“C’était comme un attentat” : Yannick Alleno revient sur le décès brutal de son fils Antoine

Publié le 9 mai 2023 à 5:00
ABACA
Il y a un an, le chef Yannick Alleno perdait son jeune fils, Antoine, dans un tragique accident de la route causé par un chauffard en état d’ivresse. Dans un entretien accordé au Parisien, il revient sur ce jour qui a changé sa vie.

Le 8 mai 2022, le chef étoilé vivait le pire jour de sa vie. Son jeune fils, Antoine, 24 ans, passionné de cuisine comme lui, est percuté sur son scooter par une voiture volée conduite par un chauffard ivre connu des services de police. Le jeune homme décède sur le coup, laissant ses parents et son frère, Thomas, endeuillés. 

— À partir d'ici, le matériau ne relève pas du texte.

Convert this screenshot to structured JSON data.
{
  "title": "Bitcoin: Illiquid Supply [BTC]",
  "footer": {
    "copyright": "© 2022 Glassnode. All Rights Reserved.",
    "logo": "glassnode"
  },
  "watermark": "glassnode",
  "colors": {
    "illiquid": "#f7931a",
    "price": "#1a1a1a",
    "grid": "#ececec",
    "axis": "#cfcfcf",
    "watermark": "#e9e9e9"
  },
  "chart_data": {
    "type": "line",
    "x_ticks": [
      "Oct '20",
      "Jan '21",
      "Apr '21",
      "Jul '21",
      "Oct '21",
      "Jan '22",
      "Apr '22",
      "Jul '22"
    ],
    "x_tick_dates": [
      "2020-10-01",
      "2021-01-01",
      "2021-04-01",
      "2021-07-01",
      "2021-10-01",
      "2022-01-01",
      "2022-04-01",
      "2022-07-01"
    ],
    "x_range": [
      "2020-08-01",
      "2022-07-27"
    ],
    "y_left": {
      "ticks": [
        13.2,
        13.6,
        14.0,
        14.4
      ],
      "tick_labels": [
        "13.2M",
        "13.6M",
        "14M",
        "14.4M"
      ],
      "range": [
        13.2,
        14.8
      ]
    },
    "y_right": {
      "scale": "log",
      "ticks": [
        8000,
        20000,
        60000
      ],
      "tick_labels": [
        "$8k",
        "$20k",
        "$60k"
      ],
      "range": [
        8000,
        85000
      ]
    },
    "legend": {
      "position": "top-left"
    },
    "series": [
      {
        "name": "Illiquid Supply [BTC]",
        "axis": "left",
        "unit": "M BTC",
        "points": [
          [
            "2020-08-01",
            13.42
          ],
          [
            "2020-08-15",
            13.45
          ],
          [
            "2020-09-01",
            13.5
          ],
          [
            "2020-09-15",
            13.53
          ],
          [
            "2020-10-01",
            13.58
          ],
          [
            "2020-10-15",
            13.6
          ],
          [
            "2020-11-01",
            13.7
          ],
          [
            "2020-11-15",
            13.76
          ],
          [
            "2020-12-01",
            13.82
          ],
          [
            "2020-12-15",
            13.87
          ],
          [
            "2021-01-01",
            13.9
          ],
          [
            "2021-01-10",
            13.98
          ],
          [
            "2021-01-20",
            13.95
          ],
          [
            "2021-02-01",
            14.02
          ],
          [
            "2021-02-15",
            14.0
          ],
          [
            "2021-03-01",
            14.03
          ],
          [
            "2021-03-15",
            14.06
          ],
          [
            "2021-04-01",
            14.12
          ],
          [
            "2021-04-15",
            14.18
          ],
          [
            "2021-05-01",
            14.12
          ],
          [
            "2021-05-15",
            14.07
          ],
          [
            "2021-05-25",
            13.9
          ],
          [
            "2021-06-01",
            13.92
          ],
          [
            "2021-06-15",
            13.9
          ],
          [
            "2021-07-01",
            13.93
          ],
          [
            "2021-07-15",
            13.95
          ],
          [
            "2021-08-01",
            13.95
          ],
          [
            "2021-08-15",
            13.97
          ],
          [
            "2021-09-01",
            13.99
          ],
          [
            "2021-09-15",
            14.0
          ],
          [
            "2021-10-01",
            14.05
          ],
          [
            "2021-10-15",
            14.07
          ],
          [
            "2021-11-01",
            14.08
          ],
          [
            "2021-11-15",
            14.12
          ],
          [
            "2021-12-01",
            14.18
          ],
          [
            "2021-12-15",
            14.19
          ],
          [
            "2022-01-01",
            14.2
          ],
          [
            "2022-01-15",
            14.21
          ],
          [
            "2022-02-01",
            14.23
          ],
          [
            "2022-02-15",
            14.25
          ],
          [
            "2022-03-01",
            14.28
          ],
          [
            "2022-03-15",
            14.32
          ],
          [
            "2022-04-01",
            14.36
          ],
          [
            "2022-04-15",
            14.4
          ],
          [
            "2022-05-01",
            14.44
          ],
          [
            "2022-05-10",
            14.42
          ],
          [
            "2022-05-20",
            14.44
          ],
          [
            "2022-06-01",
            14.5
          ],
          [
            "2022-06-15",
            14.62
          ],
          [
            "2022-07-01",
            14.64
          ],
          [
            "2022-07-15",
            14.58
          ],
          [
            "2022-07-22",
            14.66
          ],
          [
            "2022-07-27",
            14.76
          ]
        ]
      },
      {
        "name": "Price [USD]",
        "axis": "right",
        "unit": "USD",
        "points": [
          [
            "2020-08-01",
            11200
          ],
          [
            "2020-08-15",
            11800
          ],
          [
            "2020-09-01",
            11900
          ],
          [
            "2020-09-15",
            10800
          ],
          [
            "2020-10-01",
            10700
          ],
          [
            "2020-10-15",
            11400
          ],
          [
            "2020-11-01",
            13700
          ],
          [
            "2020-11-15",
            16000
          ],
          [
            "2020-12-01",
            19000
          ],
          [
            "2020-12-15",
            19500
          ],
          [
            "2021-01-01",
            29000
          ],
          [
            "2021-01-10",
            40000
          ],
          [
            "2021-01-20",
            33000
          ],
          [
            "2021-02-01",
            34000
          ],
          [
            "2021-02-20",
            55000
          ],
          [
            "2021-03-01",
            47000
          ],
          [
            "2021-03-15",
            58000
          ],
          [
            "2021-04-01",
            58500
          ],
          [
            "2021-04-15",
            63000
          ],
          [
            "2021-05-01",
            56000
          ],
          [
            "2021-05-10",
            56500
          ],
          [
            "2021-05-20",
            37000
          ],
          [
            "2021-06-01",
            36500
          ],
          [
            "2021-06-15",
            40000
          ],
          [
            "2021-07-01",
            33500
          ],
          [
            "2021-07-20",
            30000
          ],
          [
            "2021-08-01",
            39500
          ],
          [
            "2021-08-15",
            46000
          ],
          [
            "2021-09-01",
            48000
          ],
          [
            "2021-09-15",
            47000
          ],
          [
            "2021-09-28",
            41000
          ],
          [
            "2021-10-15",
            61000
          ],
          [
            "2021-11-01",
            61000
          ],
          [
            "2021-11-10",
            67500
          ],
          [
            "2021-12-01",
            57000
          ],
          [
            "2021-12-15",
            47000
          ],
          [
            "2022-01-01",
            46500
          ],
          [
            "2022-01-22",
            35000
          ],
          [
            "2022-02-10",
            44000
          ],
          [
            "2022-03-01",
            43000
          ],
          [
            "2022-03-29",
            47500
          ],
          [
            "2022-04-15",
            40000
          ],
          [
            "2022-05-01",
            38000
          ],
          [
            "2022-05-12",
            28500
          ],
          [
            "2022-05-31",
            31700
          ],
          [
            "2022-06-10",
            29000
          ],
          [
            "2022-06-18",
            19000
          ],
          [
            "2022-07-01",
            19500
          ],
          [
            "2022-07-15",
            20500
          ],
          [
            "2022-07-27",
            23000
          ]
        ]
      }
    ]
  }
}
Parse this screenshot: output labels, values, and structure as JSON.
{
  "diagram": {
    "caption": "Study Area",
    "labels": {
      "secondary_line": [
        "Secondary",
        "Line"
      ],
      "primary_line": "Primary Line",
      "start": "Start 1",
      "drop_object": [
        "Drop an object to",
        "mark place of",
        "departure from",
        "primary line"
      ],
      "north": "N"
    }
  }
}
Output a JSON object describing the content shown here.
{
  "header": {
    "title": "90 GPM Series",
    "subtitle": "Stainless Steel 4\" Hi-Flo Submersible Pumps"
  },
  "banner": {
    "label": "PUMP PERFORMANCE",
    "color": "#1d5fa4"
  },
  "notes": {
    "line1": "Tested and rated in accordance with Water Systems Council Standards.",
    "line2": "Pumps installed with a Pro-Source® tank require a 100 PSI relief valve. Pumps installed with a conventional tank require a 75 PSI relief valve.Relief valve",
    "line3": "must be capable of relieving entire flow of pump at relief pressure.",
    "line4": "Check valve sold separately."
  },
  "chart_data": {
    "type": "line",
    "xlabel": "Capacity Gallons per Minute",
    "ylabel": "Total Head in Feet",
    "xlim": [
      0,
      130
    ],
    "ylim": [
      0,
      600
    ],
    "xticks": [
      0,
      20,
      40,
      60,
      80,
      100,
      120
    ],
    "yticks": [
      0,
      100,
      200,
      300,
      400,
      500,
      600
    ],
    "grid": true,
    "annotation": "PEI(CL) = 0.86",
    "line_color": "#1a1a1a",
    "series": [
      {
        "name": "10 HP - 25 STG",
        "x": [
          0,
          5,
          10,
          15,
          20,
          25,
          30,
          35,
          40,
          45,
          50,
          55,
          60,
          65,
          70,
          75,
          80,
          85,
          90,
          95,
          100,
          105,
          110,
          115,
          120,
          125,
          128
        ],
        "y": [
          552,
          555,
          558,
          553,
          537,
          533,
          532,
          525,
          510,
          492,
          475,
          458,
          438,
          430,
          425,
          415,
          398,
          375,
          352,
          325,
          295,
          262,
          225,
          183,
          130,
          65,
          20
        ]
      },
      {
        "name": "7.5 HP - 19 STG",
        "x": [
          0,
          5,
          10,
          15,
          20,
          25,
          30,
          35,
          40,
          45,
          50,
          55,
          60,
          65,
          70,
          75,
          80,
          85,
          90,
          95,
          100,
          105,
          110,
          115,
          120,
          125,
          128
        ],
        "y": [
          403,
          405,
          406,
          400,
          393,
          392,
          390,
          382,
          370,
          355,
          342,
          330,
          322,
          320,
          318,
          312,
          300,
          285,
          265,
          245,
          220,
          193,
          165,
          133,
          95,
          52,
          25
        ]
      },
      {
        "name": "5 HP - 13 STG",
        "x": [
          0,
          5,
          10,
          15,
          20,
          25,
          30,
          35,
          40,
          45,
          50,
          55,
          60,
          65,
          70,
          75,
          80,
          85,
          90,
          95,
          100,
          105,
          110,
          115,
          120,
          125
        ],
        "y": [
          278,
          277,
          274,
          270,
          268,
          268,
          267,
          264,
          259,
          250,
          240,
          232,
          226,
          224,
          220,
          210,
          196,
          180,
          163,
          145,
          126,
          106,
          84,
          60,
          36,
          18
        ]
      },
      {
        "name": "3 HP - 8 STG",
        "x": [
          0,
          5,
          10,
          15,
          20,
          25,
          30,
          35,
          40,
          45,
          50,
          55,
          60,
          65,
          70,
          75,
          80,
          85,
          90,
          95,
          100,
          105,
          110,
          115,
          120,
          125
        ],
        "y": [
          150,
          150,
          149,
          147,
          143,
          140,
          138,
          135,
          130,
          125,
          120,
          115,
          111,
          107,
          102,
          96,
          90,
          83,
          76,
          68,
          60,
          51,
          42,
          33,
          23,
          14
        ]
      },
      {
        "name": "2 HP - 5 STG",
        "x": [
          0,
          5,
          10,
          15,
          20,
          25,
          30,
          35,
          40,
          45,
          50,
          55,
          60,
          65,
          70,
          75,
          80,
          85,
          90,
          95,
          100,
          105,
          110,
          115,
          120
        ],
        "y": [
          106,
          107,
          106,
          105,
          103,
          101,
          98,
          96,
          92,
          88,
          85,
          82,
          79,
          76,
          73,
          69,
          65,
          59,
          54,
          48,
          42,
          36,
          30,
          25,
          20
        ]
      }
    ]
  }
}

Depuis, le chef mène une lutte sans relâche pour venir en aide aux familles des victimes d’accidents de la route. Le samedi 14 mai 2022, il annonce sur son compte Instagram la création de l’association “Antoine Alléno” qui a pour but de “soutenir les victimes des multirécidivistes”. 

Un après, dans les colonnes du Parisien, il explique pourquoi ce combat lui tient autant à coeur : “Avec sa maman et son frère Thomas, nous avons pris la décision le jour de l’enterrement. Ensuite, il a fallu passer de l’intention à l’action, organiser la structure, trouver une déléguée générale, et surtout une assistante sociale pour accompagner les victimes”. 

Traumatisé par la perte de son enfant, Yannick Alleno revient sur les circonstances de l’accident : “Mon fils a été tué en bas de chez moi. Lorsque je suis sorti, j’ai découvert une scène de chaos. Il y avait une mare de sang sur le bitume. Mon enfant était mort. C’était comme un attentat. Quant à celui qui l’a tué, comment pouvait-il ignorer qu’il allait donner la mort ?”

“Il fonçait en pleine nuit, alcoolisé, dans les rues de Paris à bord d’une voiture volée. Et ce n’était pas la première fois qu’il se comportait dangereusement”, précise le chef. 

Un comportement inadmissible que Yannick Alleno déplore, prenant l’exemple de l’affaire Pierre Palmade, qui est à l’origine d’un grave accident alors qu’il conduisait sous l’emprise de stupéfiants. En colère, le cuisinier explique : “Qu’y avait-il d’involontaire chez Pierre Palmade lorsqu’il a pris le volant sous l’emprise de la drogue ? Je pense aux passagers de la voiture d’en face, à cet enfant défiguré, à cette jeune femme qui a perdu le bébé qu’elle portait. Ces gens doivent répondre d’actes volontaires… la loi doit changer.”

C’est la rage au ventre et souhaitant lutter de toutes ses forces contre les injustices que le chef Alleno continue aujourd’hui sa lutte.